CRUMBS OF CANDOR: Men can be stubborn?

Published 11:30 am Saturday, September 23, 2023

My path has crossed a lot of stubborn folks, including my mother-in-law, who honed it to a science; however, including mules, men reign supreme in this area.

My dad, uncles, brothers and others have shown that side of their personalities often. Oh, some women can indeed be bull-headed, but males in general win hands down.

Email newsletter signup

My late husband injured himself once while I was up north taking care of an ill family member. He called me more frequently and seemed overly concerned about my homecoming yet said nothing — nada, zip, zilch — about being injured.

It turns out, he had slid off a riding lawn tractor out in the back forty on a steep slope. It drove over his left leg.

Always and forever rigging broken things up rather than buying replacement parts, the blades continued to turn and the engine no longer shut off independently. He wrestled with the slope, the mower and his injury until he somehow managed to back the mower back over his leg in order to reach it to turn off the engine.

He lay there mustering up the strength to climb back on and drive it near the door of our home.

Imagine my surprise when I arrived about 3 a.m. and it took him almost 10 minutes to show any signs of life. He was not happy — more like Grumpy to use the Seven Dwarfs analogy — and I speak kindly.

He showed me his wound from his hip, groin, thigh, calf, foot and toes. The bruising was downright black.

Asking if anything was broken, he assured me nothing was, but in more than 50 years of marriage, I had never seen him so miserable. He flat-out refused to see a doctor.

Eventually, and very slowly, he began to heal. He walked with a slight limp for more than a year, but heaven forbid he get any relief other than his sacred cow, his all-purpose miracle drug, aspirin.

Recently, a dear friend in another state who has been caregiver for his wife the past four years pulled a similar stunt.

Following a couple of falls, he insisted his wife ring a little bell whenever she wanted to get up, so that he could assist her.

He must have been half asleep, because when she rang the little bell, he literally sprung into action and fell flat himself. I’m pretty sure he has an excuse like blaming the cat or a rug, etc.

Anyway, he fell hard — the jarring kind that unsettles your nerves. He got himself up and painfully hobbled to see what his dear wife needed.

Using a walker to get around the house and even go grocery shopping, he insisted that it was healing.

Yep. He flat denied the depth of the pain and refused to even get an X-ray. Lying to himself as well as everyone else, he insisted it was getting better and that it just needed a little time to fully heal. Assuring everyone it was improving; he just needed to stay off it more to allow it to mend itself. Uh-huh. Sure.

Well, it turns out he wasn’t improving, but rather, it became more painful to walk on, as well as to get in and out of a chair.

Finally, after three and a half weeks, he broke down and asked a family member to drive him to the emergency room. Imagine his surprise when he was told he had a broken hip. Tsk. Tsk. Tsk. Besides the original break, during the three and a half weeks he was healing, the ball joint failed to obtain blood supply, so it was dead.

The very next day, they did a total hip replacement. His daughter flew in to help care for his wife and lift his spirits. She succeeded at both.

Stubborn much? These two men were beyond stubborn. They were obstinate, unreasonable, inflexible, pigheaded, bullheaded and downright disagreeable.

What they were not is whiny, wimpy, sniveling or complainers. They are examples of a man’s man with the determination, tenacity and fortitude to keep going and refusing to give up.

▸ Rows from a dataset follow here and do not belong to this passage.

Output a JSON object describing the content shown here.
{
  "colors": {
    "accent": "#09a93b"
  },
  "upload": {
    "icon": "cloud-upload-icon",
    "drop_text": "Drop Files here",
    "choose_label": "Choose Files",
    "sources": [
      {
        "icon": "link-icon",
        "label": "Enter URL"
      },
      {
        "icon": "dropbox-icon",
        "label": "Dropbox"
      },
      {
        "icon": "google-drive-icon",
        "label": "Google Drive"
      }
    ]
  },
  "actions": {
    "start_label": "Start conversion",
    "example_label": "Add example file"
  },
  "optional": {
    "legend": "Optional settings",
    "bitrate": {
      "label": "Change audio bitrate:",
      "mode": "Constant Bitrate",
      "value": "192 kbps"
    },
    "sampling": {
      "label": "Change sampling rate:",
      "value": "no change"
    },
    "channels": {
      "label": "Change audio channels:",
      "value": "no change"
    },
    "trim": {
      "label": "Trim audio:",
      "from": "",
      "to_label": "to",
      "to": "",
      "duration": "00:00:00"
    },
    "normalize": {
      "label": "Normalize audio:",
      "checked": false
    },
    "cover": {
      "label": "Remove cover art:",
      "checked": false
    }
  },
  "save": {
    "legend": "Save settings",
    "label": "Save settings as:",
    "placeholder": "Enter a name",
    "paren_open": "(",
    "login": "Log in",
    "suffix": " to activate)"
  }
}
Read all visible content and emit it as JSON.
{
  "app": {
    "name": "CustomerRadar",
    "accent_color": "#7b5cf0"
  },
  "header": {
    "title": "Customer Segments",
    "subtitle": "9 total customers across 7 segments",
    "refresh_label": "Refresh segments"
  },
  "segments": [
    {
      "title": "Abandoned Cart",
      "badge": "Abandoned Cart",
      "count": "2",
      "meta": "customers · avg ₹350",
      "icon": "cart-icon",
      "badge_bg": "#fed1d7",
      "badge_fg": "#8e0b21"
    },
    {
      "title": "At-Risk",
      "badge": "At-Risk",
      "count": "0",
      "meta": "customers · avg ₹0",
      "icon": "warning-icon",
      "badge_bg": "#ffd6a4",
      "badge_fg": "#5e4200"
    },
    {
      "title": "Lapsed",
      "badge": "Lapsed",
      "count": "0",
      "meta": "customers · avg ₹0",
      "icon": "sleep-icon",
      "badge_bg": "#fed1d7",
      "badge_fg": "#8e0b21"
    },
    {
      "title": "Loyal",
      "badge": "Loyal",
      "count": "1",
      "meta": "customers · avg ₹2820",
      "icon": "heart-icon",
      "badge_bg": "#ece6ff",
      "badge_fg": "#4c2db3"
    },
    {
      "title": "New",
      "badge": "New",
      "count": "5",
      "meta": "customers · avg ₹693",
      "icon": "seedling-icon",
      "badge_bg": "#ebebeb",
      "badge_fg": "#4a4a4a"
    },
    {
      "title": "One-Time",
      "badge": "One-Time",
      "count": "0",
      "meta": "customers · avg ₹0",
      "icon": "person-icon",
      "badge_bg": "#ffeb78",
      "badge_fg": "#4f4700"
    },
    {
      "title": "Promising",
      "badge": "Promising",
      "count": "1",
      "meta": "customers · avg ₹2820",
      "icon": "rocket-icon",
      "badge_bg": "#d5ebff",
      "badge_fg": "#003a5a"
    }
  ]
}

While the last sentence is admirable, there are times when it is just plain stupid. When you know you are hurt but your pride is more important, it makes you absurdly inept and just plain foolish.

Admittedly, we can all be foolish and stubborn at times, but men bring it to a new level. It’s a genuine challenge to top some of their decisions, tenacity and extreme folly.

We need to teach our boys to be strong, not wimpy, but to temper it with common sense. It may hurt their pride to admit it — but it does no favors for their bodies.